I recently saw a series of photographs of Chernobyl, by David Schindler ( http://totallycoolpix.com/2011/01/chernobyl-25-years-later/ ), and I was struck by the manner in which they resemble the landscapes and structures in 'The Zone 'in the film Stalker (Mosfilm 1979), the great director Andrei Tarkovsky. It's like Tarkovsky and his team had traveled to the future the Chernobyl today, to create that movie. Strangely, in Ukraine people call 'The Zone' to the affected area. Will citing Tarkovsky?
This alerts us to another common feature of the disaster, many people try and sometimes fail to use the disaster as a way to earn prestige in politics and / or obtain money profiting from the international aid itself. Several sites have appeared on the Internet to cheat online money donors, and stay some of the money that people are donating to the relief and rescue efforts for victims of the earthquake, tsunami and the nuclear tragedy that is unfolding. This phenomenon does not seem to stop phishing even before the immense pain and hardship that these disasters have caused.
Japan has been characterized by a high level of preparedness against potential natural disasters, beginning with earthquakes and tsunamis.
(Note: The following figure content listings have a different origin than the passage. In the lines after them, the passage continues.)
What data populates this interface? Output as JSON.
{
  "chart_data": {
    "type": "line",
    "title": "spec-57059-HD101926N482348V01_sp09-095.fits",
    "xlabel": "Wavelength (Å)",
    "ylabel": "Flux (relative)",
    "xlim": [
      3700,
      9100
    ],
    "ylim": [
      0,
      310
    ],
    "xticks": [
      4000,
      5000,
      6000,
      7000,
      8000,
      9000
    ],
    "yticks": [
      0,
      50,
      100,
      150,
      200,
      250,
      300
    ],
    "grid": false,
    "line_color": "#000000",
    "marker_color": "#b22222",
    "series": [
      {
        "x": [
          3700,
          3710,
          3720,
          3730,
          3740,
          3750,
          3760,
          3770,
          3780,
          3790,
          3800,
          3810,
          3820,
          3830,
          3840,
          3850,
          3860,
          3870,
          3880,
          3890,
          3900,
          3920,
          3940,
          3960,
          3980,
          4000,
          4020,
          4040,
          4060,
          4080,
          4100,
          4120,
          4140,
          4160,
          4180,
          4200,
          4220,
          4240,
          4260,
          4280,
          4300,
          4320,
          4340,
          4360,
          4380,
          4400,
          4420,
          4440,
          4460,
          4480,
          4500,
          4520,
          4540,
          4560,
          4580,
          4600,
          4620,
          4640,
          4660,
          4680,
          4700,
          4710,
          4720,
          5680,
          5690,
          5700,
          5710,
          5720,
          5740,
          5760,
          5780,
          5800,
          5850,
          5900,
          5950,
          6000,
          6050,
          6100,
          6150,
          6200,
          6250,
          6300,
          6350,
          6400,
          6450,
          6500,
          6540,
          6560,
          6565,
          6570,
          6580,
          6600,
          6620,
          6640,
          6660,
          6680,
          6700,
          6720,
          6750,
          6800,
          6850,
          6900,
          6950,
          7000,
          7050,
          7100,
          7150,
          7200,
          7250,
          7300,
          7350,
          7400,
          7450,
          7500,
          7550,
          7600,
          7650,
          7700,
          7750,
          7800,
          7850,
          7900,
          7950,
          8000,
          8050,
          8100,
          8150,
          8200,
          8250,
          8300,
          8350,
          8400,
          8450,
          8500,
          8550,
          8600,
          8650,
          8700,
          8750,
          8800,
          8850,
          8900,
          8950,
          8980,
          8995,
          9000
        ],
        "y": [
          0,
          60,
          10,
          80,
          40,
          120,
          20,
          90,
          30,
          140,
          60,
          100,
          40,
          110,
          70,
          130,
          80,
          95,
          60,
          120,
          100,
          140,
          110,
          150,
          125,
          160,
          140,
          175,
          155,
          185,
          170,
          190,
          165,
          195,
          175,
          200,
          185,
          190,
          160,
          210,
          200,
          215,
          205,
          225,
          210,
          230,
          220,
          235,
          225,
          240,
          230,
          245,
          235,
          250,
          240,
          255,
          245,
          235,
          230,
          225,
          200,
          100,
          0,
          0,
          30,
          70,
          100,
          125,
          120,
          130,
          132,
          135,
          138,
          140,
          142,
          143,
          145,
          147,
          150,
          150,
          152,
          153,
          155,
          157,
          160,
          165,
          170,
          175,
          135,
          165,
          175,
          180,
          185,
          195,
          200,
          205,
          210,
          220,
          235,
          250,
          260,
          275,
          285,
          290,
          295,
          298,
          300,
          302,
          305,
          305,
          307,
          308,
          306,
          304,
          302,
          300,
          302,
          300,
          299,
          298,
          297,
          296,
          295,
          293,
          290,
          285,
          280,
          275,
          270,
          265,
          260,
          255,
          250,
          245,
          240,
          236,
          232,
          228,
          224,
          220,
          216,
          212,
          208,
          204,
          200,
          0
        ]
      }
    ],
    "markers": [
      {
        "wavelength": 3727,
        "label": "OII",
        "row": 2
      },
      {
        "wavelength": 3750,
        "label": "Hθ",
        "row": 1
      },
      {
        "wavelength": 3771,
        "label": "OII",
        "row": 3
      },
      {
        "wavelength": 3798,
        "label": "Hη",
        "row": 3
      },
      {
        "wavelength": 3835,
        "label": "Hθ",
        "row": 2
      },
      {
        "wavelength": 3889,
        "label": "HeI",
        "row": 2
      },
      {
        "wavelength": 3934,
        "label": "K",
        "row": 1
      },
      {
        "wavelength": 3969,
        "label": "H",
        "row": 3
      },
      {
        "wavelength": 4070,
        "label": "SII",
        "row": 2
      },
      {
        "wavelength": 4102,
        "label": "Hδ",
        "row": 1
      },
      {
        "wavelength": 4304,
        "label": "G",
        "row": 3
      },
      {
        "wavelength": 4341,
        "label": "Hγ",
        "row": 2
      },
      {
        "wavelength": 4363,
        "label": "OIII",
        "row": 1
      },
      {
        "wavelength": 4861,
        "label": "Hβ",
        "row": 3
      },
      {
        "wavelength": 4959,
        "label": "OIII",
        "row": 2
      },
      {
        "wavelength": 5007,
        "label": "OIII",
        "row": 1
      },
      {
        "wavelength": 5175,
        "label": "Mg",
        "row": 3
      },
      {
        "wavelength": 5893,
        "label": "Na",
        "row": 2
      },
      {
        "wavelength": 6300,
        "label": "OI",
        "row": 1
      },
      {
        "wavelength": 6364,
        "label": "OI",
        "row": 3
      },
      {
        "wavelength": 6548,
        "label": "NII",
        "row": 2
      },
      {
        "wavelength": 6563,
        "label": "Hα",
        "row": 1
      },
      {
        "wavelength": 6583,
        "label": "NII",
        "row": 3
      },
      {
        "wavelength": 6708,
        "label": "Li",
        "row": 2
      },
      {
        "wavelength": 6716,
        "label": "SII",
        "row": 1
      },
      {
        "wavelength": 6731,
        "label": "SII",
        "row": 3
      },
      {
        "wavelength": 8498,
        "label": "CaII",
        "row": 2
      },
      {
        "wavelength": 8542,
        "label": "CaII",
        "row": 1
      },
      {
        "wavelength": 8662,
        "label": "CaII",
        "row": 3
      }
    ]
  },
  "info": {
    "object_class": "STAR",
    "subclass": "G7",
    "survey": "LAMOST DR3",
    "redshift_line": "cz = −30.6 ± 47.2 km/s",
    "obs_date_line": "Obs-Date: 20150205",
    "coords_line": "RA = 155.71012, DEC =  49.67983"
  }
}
The anti-tsunami barrier separating the city of Sendai coast shows this aspect of Japanese culture. It certainly seems strange that so many reactors are having problems right now, even those that have been completely turned off. It is assumed that when the reactors shut down to almost zero in danger.
The main enemy of Japan and indeed all of us at this point seems to be the air: aerial currents are natural (and perhaps the sea) that will determine the impact that this major disaster in Japan will have , in the near future, about our biological citizenship, and also on our level of concern about our common future in this world that can not only conceptualize only as 'global', but as a biological, ecological and radio-interconnected.
References
García Acosta, Virginia, coord. (1996) History and Disasters in Latin America . Mexico City: CIESAS / Bogotá: La Red
García Acosta, Virginia (2004) "The historical perspective in anthropology and disaster risk." Relations 25 (97) :124-142.
Oliver-Smith, Anthony and Susan M. Hoffman, eds. (1999) The Angry Earth. Disaster in Anthropological Perspective . New York: Routledge.
Petryna, Adriana (2002) Life Exposed. Biological Citizens after Chernobyl. Princeton: Princeton University Press.